Outside, the Penitents’ shadows shrank as the sun reached noon. “Interesting.”
“No one has ever drawn power from our idols without permission. It should be impossible. The pool is one of the most heavily warded places on the planet. The caldera of Kavekana’ai doesn’t even exist in this world anymore: fly over it and you’ll see only solid lava.”
“But someone’s stolen from you.”
“A poet. An Iskari named Edmond Margot.”
“How?”
“I don’t know how. Margot himself didn’t know he was a thief until this morning.”
“He stole accidentally? What does that even mean?”
“He went looking for inspiration, and in a moment of terror or genius or both he found an idol.

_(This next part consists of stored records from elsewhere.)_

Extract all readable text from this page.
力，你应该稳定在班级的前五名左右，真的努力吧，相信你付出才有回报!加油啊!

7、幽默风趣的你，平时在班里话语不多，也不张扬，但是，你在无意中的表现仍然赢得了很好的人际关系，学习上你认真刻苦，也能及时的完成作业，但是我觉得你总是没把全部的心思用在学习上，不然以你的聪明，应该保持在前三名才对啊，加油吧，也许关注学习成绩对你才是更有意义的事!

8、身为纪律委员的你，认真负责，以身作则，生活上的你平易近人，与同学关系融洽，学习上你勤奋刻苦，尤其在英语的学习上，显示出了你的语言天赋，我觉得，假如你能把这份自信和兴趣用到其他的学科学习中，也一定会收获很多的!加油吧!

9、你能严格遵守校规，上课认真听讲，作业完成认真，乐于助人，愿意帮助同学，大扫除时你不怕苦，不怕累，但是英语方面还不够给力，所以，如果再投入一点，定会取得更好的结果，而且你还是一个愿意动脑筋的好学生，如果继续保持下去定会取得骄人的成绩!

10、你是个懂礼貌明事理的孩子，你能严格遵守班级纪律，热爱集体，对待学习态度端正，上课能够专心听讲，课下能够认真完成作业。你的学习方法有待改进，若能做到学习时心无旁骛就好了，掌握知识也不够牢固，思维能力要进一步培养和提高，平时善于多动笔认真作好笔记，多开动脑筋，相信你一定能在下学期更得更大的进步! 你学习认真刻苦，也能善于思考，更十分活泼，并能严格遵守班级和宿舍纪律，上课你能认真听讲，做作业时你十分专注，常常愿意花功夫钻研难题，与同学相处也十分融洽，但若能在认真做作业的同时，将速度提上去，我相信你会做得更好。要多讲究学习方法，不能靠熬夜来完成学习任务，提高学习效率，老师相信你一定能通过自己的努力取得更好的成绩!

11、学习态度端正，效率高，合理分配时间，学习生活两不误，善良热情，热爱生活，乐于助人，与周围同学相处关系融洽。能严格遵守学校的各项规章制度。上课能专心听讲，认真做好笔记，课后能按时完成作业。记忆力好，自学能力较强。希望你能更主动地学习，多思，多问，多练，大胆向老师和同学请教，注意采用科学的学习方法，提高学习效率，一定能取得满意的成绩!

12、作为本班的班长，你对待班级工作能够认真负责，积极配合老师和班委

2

He thought she was a muse, and he used her power to write poems. Took a crime and turned it into art.”
“And you want me to arrest him for this.”
“He’s in danger. The pilgrims he stole from are the kind of people who wander into your village and look around and say, This is an awfully nice entire population you have here, it’d be a shame if something were to, you know, happen to it. If they learn what Margot’s done, they’ll kill him. Or worse, study him to find how he broke into the pool. We need him alive, and in custody, so we can stop anyone else from following suit.”
“This sounds like priestly business.”
“It is.”
“Then why are you here, not up the mountain?”
She sighed. Always to the point with Claude. “Because Jace kicked me out. I’m going to tell him, but I need more answers first, and answers take time. Meanwhile, we can’t leave this guy walking around.”